For nearly 20 years, Kimi has proved herself to be a remarkable supervisor, with a completion rate unmatched in her Faculty. More than those statistical results, however, Kimi is much loved and respected by her students, who appreciate Kimi’s dictum:
Simultaneously hold in mind the hypothesis that external clarity co-exists with an internal tolerance for ambiguity.
Meaning that attempts to achieve clarity, either in terms of music knowledge or research administrative policy, must not lead to didatic, authoritarian teaching, but that learning takes place when supervisors know the ‘rules’, but are willing to be creative and sensitive when working to facilitate student learning and overcome the many problems encountered during the course of a higher degree by research.
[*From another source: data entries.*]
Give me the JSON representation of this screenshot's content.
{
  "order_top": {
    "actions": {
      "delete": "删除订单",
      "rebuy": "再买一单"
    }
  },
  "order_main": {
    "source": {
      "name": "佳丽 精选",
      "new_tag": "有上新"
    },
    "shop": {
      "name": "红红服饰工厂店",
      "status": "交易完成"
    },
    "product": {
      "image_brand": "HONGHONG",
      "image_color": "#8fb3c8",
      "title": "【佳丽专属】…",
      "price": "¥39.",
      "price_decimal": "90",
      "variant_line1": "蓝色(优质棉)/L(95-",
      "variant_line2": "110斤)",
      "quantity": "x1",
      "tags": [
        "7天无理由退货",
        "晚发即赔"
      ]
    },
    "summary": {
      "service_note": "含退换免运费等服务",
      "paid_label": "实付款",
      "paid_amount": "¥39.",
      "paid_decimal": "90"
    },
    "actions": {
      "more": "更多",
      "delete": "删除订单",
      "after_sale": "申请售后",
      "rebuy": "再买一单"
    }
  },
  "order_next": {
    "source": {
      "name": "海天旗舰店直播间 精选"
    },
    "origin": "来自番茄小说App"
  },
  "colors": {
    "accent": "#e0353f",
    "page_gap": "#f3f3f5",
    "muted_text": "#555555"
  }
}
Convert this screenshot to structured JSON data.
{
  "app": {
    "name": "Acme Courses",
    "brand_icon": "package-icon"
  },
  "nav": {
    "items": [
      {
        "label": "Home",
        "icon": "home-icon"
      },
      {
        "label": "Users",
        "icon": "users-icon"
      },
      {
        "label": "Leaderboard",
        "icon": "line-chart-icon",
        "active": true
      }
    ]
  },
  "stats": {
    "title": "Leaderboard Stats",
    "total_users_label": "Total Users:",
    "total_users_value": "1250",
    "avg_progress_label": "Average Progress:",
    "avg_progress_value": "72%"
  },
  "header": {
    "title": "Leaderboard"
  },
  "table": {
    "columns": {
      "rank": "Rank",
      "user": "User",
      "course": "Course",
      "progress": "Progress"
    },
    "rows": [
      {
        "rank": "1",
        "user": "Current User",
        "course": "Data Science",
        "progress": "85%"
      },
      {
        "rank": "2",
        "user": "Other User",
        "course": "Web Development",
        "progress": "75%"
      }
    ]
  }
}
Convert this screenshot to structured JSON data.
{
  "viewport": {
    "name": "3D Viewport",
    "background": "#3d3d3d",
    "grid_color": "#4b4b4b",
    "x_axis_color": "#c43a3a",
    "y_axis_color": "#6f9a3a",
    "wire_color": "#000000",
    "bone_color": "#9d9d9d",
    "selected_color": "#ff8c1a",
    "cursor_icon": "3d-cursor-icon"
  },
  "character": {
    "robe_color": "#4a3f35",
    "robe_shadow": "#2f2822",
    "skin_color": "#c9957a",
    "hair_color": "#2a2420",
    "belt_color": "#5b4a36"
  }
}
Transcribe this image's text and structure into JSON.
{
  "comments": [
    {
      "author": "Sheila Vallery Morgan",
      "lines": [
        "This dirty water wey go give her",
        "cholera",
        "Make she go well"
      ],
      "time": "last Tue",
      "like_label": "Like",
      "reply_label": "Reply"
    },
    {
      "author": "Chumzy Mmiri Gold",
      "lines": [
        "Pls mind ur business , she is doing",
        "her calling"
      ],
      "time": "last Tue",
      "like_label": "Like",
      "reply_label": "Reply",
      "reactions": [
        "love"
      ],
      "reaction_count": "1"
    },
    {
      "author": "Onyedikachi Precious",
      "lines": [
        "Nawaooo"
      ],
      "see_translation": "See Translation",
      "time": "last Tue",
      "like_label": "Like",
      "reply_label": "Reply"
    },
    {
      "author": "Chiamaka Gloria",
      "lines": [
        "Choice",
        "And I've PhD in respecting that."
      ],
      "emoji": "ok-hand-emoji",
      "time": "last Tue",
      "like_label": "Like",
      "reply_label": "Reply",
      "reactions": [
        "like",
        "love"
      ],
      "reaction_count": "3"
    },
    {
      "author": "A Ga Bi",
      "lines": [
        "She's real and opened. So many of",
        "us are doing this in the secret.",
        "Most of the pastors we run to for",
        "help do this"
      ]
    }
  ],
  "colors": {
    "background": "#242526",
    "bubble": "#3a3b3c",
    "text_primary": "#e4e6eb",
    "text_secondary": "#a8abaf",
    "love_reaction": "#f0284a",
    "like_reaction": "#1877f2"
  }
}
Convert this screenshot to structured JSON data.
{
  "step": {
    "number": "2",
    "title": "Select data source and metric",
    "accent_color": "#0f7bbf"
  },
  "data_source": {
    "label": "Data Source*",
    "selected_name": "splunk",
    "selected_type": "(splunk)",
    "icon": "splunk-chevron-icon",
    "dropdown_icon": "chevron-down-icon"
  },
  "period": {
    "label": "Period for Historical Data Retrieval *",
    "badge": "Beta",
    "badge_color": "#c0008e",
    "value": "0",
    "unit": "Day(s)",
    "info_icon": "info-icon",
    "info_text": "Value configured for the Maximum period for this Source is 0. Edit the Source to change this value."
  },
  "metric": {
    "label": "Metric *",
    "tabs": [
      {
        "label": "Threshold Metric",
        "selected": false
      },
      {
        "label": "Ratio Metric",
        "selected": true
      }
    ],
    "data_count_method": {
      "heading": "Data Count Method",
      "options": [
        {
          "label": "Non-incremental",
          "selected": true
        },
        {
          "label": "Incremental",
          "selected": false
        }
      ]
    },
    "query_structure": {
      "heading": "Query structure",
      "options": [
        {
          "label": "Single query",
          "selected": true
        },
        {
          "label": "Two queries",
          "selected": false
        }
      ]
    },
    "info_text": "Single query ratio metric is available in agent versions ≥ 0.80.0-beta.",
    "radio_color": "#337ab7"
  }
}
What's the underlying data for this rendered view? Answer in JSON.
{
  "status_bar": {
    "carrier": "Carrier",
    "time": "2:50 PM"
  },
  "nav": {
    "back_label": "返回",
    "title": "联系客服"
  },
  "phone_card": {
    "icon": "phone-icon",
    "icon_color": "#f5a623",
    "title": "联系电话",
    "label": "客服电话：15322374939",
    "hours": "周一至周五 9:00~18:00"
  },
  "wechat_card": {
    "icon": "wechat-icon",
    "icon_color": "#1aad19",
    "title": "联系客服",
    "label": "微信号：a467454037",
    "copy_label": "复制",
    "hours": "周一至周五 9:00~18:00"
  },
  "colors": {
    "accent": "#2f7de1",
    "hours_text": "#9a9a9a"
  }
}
Students write that the best things about having Kimi for a supervisor are, in fact:
Her understanding and humanity. Her interest in knowledge outcomes are not lost in administrative necessity; your commitment, dedication, intellect, support and your exceptional teaching; you certainly brought clarity and focus into my life. Many thanks for your guidance; you have been truly inspirational and so kind to me. I could never have done this without you! I have been honoured to watch a mind such as yours at work.